Je ne suis pas tout à fait à l'aise avec ces notions de "rôles", en tout cas avec l'importance qu'on leur donne. En y réfléchissant bien, mon raisonnement repose sur un principe simple; je l'ai déjà énoncé en passant mais il mérite que j'insiste:
Ce qui compte surtout pour le succès d'un projet, c'est ce que les gens font.Il existe bien sûr des contraintes: les journées de travail ne faisant (en principe) que 8 heures, une même personne ne peut pas tout faire. On doit bien se spécialiser afin de mener certaines activités de façon compétente; le temps que j'investis à devenir un meilleur développeur est autant de temps que je ne passerai pas à acquérir des rudiments de graphisme.
Le principe de Ricardo ou principe de l'avantage comparatif me pousse à m'associer à une personne compétente dans le domaine graphique, et montre que je peux y trouver un avantage même dans le cas où je suis un peu doué en graphisme. (Ce qui est contre-intuitif dans le principe de Ricardo, c'est l'idée que même si je suis strictement meilleur en développement ET en graphisme qu'une autre personne, m'associer avec elle en nous spécialisant chacun dans un domaine peut quand même être intéressant pour chacun des deux.)
Mais ce qui vaut en analyse économique ne vaut pas nécessairement dans un projet. Par exemple les acteurs d'un projet ne travaillent pas chacun dans leur coin: ils ont besoin, chacun, de comprendre ce que font les autres acteurs. Trop de spécialisation peut engendrer ce que j'appelle le "syndrôme du bébé", d'après une conversation entre parents, par exemple au supermarché: "Dis donc, le bébé n'est pas avec toi?" - "Ah non, je croyais qu'il était avec toi..." - "Alors où est-il?" Transposé au monde du projet, cela donne des tâches importantes qui ne sont pas réalisées parce que chacun pense qu'elles relèvent de la responsabilité de quelqu'un d'autre.
Prenons donc l'exemple d'un des nouveaux "rôles" Agiles les plus emblématiques, celui du Scrum Master. Le Scrum Master est chargé:
- de lever les obstacles signalés par l'équipe lors des réunions quotidiennes ("mélées")

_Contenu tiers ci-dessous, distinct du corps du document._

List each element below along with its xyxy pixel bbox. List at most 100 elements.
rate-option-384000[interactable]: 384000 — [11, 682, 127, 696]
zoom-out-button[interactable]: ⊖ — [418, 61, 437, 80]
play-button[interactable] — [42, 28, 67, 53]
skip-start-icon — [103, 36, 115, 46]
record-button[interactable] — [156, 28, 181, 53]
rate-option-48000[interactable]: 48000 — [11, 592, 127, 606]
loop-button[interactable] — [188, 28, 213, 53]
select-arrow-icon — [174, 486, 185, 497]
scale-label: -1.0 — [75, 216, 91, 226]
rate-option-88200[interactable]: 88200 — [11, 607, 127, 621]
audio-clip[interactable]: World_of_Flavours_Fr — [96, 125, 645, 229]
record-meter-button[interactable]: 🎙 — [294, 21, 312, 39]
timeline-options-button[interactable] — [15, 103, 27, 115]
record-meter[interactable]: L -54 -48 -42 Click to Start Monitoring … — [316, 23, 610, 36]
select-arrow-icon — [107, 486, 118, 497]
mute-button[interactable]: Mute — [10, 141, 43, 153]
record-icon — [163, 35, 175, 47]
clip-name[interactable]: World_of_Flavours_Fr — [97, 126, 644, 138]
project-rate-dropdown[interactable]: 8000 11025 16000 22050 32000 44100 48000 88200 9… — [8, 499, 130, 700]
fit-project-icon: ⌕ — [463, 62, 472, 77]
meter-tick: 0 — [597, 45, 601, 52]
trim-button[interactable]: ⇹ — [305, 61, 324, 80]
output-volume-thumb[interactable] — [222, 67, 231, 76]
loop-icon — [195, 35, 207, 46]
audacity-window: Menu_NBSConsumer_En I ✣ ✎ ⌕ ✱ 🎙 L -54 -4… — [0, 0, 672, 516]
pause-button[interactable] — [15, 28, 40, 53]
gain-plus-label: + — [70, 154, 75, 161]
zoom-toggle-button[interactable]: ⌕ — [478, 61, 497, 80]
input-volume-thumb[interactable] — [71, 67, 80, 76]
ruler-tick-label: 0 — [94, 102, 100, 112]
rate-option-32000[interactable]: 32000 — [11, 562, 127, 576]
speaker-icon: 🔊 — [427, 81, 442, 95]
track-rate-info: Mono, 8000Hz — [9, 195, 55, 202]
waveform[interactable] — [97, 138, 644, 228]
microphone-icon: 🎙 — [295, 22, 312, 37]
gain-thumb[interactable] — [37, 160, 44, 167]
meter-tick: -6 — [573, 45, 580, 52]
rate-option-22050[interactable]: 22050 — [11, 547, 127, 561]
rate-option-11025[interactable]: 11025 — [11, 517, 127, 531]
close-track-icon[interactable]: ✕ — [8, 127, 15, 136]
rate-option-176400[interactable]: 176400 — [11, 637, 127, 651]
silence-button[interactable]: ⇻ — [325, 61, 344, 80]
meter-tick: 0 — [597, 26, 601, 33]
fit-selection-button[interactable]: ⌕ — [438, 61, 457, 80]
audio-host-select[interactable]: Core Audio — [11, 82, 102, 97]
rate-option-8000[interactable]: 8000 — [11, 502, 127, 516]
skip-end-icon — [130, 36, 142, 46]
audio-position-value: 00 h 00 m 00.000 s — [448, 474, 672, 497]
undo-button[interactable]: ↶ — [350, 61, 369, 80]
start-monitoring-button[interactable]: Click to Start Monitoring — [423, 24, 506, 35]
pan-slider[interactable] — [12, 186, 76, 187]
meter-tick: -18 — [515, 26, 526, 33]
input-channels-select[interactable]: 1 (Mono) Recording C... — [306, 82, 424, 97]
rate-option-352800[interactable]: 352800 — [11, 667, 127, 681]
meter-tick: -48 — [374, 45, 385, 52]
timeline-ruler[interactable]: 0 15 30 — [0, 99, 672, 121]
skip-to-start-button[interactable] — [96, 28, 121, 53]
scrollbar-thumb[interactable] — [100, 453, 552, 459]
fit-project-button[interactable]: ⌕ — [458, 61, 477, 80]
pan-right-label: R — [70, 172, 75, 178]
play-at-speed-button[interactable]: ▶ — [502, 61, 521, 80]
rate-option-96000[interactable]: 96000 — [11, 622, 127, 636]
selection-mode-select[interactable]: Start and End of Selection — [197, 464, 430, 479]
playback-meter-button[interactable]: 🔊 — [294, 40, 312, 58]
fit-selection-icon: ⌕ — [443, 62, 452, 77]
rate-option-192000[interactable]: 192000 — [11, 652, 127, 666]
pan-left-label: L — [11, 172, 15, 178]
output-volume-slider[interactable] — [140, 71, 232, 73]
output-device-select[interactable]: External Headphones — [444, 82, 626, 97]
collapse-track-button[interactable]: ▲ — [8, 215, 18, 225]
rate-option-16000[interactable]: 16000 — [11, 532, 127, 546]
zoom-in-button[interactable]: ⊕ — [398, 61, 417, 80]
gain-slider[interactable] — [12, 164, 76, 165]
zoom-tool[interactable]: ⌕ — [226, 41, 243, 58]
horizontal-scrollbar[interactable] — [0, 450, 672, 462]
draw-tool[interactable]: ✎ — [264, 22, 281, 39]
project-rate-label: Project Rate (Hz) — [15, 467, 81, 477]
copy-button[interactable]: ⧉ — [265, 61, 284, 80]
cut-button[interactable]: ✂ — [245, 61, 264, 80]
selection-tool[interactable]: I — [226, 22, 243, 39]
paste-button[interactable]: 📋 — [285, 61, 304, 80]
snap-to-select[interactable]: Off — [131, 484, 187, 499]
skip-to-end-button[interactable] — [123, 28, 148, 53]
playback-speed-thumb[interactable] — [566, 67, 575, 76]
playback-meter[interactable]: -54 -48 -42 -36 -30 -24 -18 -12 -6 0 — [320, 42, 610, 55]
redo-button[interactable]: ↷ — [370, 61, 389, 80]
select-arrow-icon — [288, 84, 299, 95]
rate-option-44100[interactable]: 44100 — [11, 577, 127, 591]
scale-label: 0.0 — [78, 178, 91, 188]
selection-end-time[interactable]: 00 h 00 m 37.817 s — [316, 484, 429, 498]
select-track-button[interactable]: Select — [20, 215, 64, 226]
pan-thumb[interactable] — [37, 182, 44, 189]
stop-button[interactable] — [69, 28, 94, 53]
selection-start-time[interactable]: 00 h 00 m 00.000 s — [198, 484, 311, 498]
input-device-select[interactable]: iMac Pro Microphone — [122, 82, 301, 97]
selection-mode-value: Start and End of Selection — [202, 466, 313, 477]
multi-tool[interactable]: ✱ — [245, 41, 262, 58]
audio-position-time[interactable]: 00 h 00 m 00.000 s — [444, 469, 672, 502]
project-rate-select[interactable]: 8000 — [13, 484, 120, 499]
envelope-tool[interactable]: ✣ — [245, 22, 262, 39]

- d'être un facilitateur lors de ces réunions
- de rappeler à l'équipe les fondamentaux théoriques de Scrum
- de protéger l'équipe des interruptions
- donner à l'une de ces personnes les quatre responsabilités ci-dessus, au risque que deux d'entre elles soient moins bien assurées, ou
- jeter aux orties la définition stricte du rôle du Scrum Master, et répartir ces quatre responsabilités entre les deux équipiers en fonction de leurs talents?
A mon sens un rôle formellement défini n'est qu'une "checklist", un rappel utile d'un certain "lot" d'activités ou responsabilités dont il est important de garantir que chacune est assurée par au moins un membre de l'équipe, afin d'éviter le "syndrôme du bébé". La spécialisation a du sens au niveau des responsabilités isolées, pas au niveau de rôles agrégeant plusieurs responsabilités.
Il existe, bien sûr, des corrélations. Un développeur compétent est probablement une personne plus apte à se charger d'un travail de rédaction technique qu'un graphiste compétent. Mais c'est seulement une tendance (peut-être même pas une tendance très marquée). Lorsqu'il s'agit de se répartir des tâches précises, identifiées, au sein d'un projet particulier, entre des personnes réelles, dans toute leur singularité, la notion de rôles doit passer au second plan. C'est la place que je compte leur accorder dans le référentiel, sauf à entendre des arguments convaincants bien entendu!